My garden is kind of an amorphous (fluid) garden that is, let's say, open to suggestion, but not instruction. This the garden taught me early on it has a mind of its own. If I plant a robinia hispida in a place it doesn't like (I did), by this time next year, it has sent out a 10' long root and re-established itself in a warmer, sunnier spot where it is unabashedly out of scale and inappropriate. I then have to redesign the garden around it, sigh, or try again. This garden resists "design", yet over the years it has, with great patience, taught me what it wants to be and in a few spots I finally think I've nailed it, design-wise. It has even allowed me to have pretty much what I wanted, here and there just sufficient so that I don't get utterly discouraged and sell it to a goat farmer.

It has a friendly and personable street-face and merrily interfaces with neighbours and passerbys on their way to the nearby beach. In fact it is responsible for the making of many new friends and sociable relations with the neighbourhood in general in keeping with the Chinese garden philosophy that any proper private garden must also present a public face for the benefit of the community.

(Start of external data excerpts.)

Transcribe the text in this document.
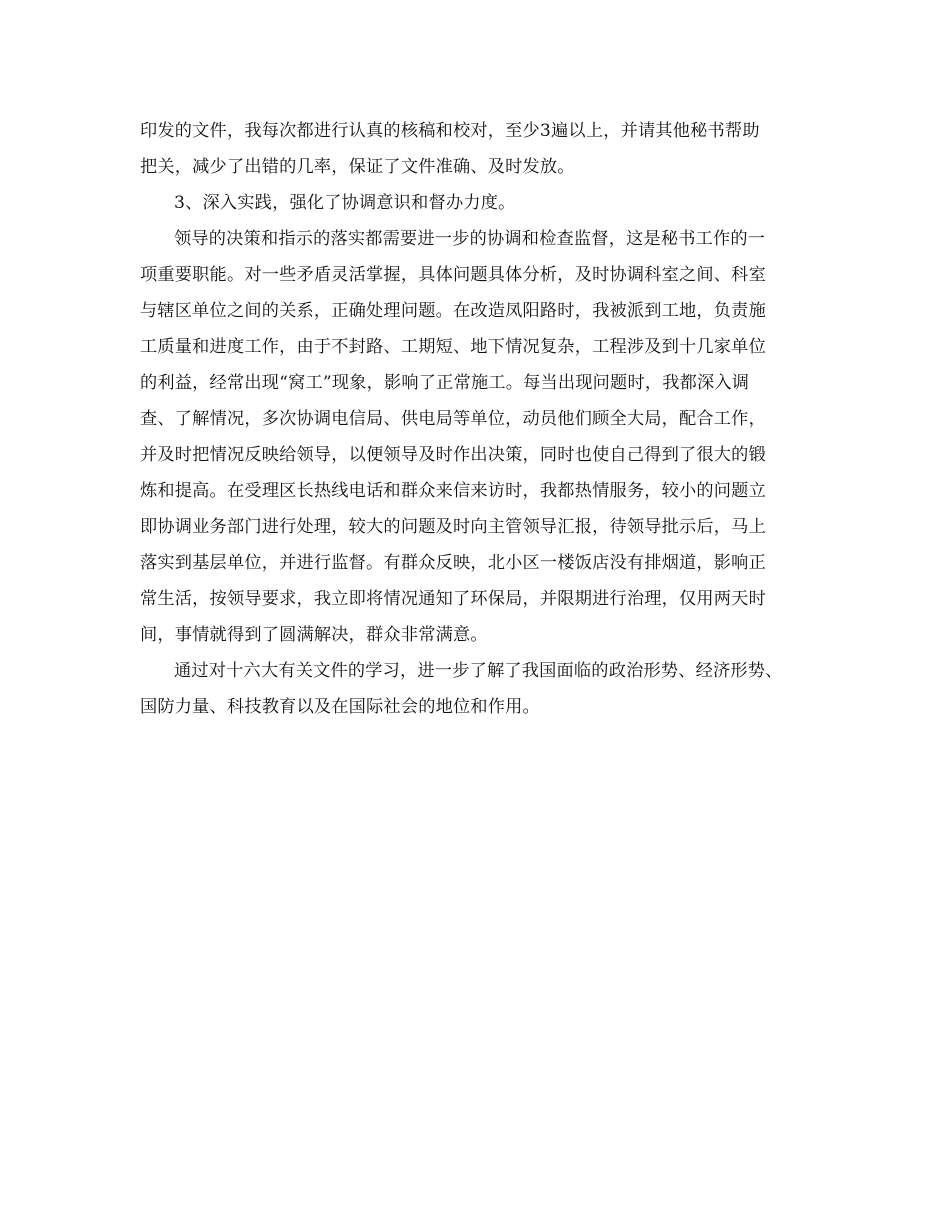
印发的文件，我每次都进行认真的核稿和校对，至少3遍以上，并请其他秘书帮助
把关，减少了出错的几率，保证了文件准确、及时发放。
3、深入实践，强化了协调意识和督办力度。
领导的决策和指示的落实都需要进一步的协调和检查监督，这是秘书工作的一
项重要职能。对一些矛盾灵活掌握，具体问题具体分析，及时协调科室之间、科室
与辖区单位之间的关系，正确处理问题。在改造凤阳路时，我被派到工地，负责施
工质量和进度工作，由于不封路、工期短、地下情况复杂，工程涉及到十几家单位
的利益，经常出现“窝工”现象，影响了正常施工。每当出现问题时，我都深入调
查、了解情况，多次协调电信局、供电局等单位，动员他们顾全大局，配合工作，
并及时把情况反映给领导，以便领导及时作出决策，同时也使自己得到了很大的锻
炼和提高。在受理区长热线电话和群众来信来访时，我都热情服务，较小的问题立
即协调业务部门进行处理，较大的问题及时向主管领导汇报，待领导批示后，马上
落实到基层单位，并进行监督。有群众反映，北小区一楼饭店没有排烟道，影响正
常生活，按领导要求，我立即将情况通知了环保局，并限期进行治理，仅用两天时
间，事情就得到了圆满解决，群众非常满意。
通过对十六大有关文件的学习，进一步了解了我国面临的政治形势、经济形势、
国防力量、科技教育以及在国际社会的地位和作用。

It welcomes and nurtures my guests to the B&B suite which is integrated into my home and garden. It adopts bent, twisted , battle-scarred and orphaned plants that I rescue from unappreciative nurseries and demolition sites. It tests the mettle of prospective new plants, using the "grow or die" principle of island-worthiness. It hosts my plant passions as they rise and fall; a variety of hardy Cyclamen, swaths of yellow, crème and pink trout and fawn lilies, mounds of early blue flowering Hepatica, an overabundance of blue-eyed-mary (Omphalodes) and silver leaved Brunnera, a diversity of Hebes, gnarly shrubs and vines, an arbutus grove that inexplicably flourishes inland from the shoreline, a few massive cedars and a fir, a gnarled laburnum and an overhanging arbutus at the entrance. It feeds the "little life" of the garden; the bees, butterflies, hummingbirds and robins.

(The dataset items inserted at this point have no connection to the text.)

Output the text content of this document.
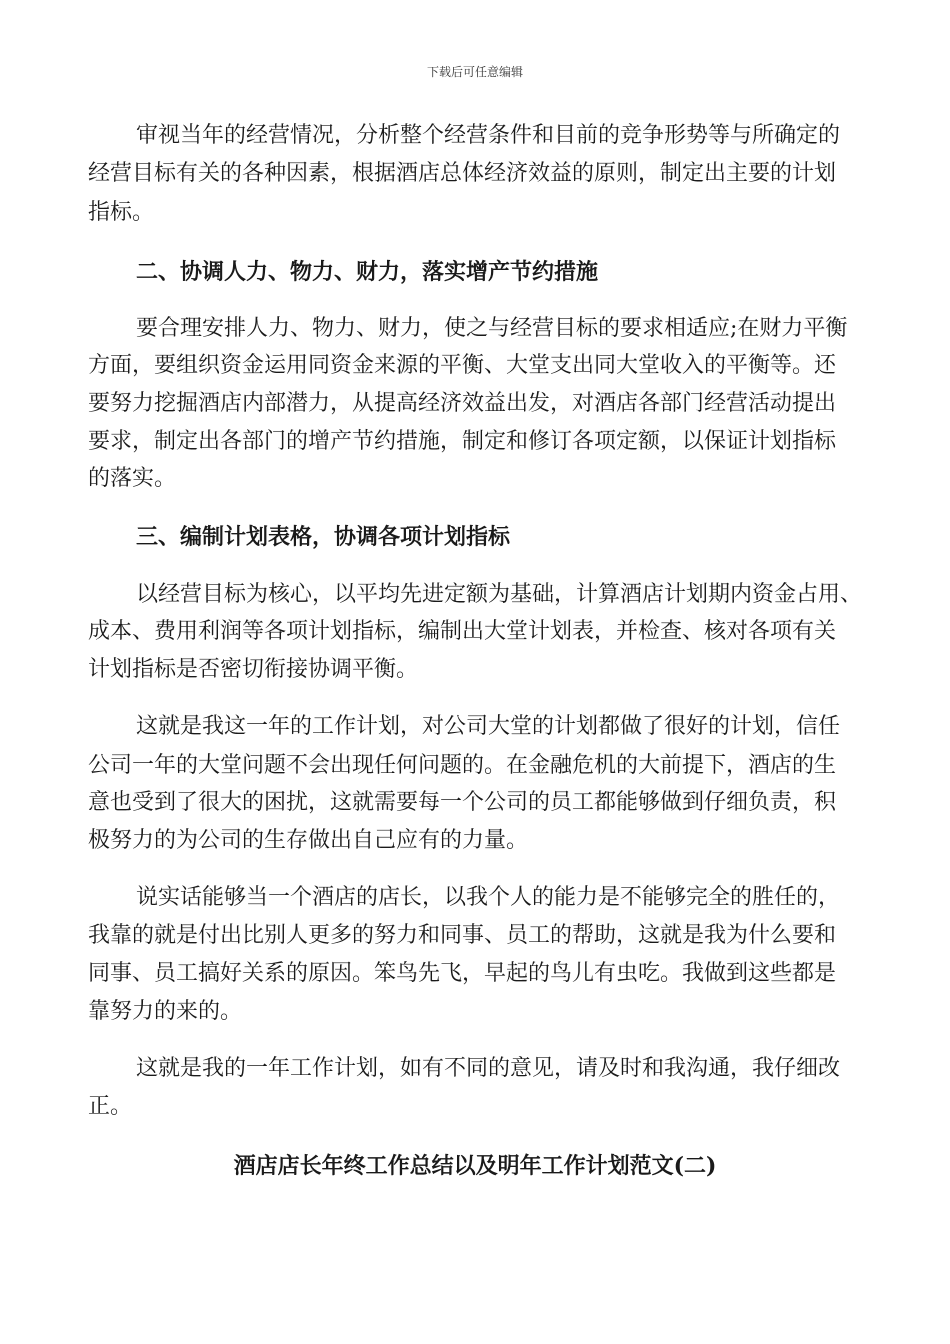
下载后可任意编辑
审视当年的经营情况，分析整个经营条件和目前的竞争形势等与所确定的
经营目标有关的各种因素，根据酒店总体经济效益的原则，制定出主要的计划
指标。
二、协调人力、物力、财力，落实增产节约措施
要合理安排人力、物力、财力，使之与经营目标的要求相适应;在财力平衡
方面，要组织资金运用同资金来源的平衡、大堂支出同大堂收入的平衡等。还
要努力挖掘酒店内部潜力，从提高经济效益出发，对酒店各部门经营活动提出
要求，制定出各部门的增产节约措施，制定和修订各项定额，以保证计划指标
的落实。
三、编制计划表格，协调各项计划指标
以经营目标为核心，以平均先进定额为基础，计算酒店计划期内资金占用、
成本、费用利润等各项计划指标，编制出大堂计划表，并检查、核对各项有关
计划指标是否密切衔接协调平衡。
这就是我这一年的工作计划，对公司大堂的计划都做了很好的计划，信任
公司一年的大堂问题不会出现任何问题的。在金融危机的大前提下，酒店的生
意也受到了很大的困扰，这就需要每一个公司的员工都能够做到仔细负责，积
极努力的为公司的生存做出自己应有的力量。
说实话能够当一个酒店的店长，以我个人的能力是不能够完全的胜任的，
我靠的就是付出比别人更多的努力和同事、员工的帮助，这就是我为什么要和
同事、员工搞好关系的原因。笨鸟先飞，早起的鸟儿有虫吃。我做到这些都是
靠努力的来的。
这就是我的一年工作计划，如有不同的意见，请及时和我沟通，我仔细改
正。
酒店店长年终工作总结以及明年工作计划范文(二)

A clever robin several years back figured out that if she followed me around while I gardened, there would be a labour-free banquet of fat, delicious worms. She has since passed this knowledge along to a sequence of hatchlings and I now have an ever growing family of merry robins (the bug club) traipsing along behind me while I work. They also steal my moss for their nests and I walk the moss garden, not softly, as you might assume, but by stamping around like a mad bull, pressing shredded moss cushions back into contact with the soil.

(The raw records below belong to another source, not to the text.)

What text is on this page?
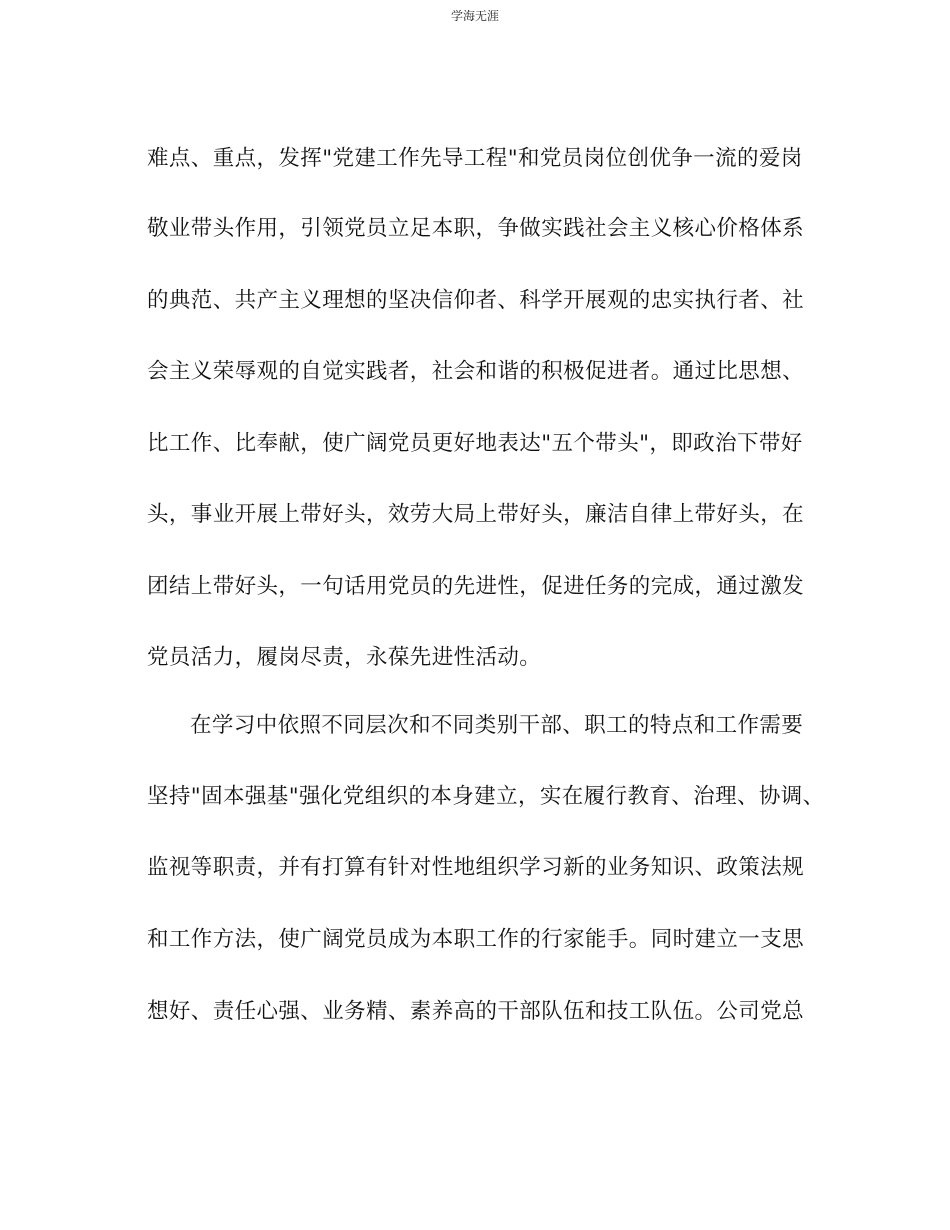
学海无涯
难点、重点，发挥"党建工作先导工程"和党员岗位创优争一流的爱岗
敬业带头作用，引领党员立足本职，争做实践社会主义核心价格体系
的典范、共产主义理想的坚决信仰者、科学开展观的忠实执行者、社
会主义荣辱观的自觉实践者，社会和谐的积极促进者。通过比思想、
比工作、比奉献，使广阔党员更好地表达"五个带头"，即政治下带好
头，事业开展上带好头，效劳大局上带好头，廉洁自律上带好头，在
团结上带好头，一句话用党员的先进性，促进任务的完成，通过激发
党员活力，履岗尽责，永葆先进性活动。
在学习中依照不同层次和不同类别干部、职工的特点和工作需要
坚持"固本强基"强化党组织的本身建立，实在履行教育、治理、协调、
监视等职责，并有打算有针对性地组织学习新的业务知识、政策法规
和工作方法，使广阔党员成为本职工作的行家能手。同时建立一支思
想好、责任心强、业务精、素养高的干部队伍和技工队伍。公司党总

The moss garden is one of the most lovely aspects of the garden and not one that I can claim much credit for except in my role of opening the forest canopy to invite in the rain and light necessary to expand on it. The moss garden rests at the bottom of the sloped property and is a serene and restful place, surrounded by tall conifers interspersed with alder. It is hard to improve upon a natural moss garden. It has to be experienced to be appreciated.

My garden has a lot of responsibilities. It lives up to most of them, at least some of the time. It is open to suggestions.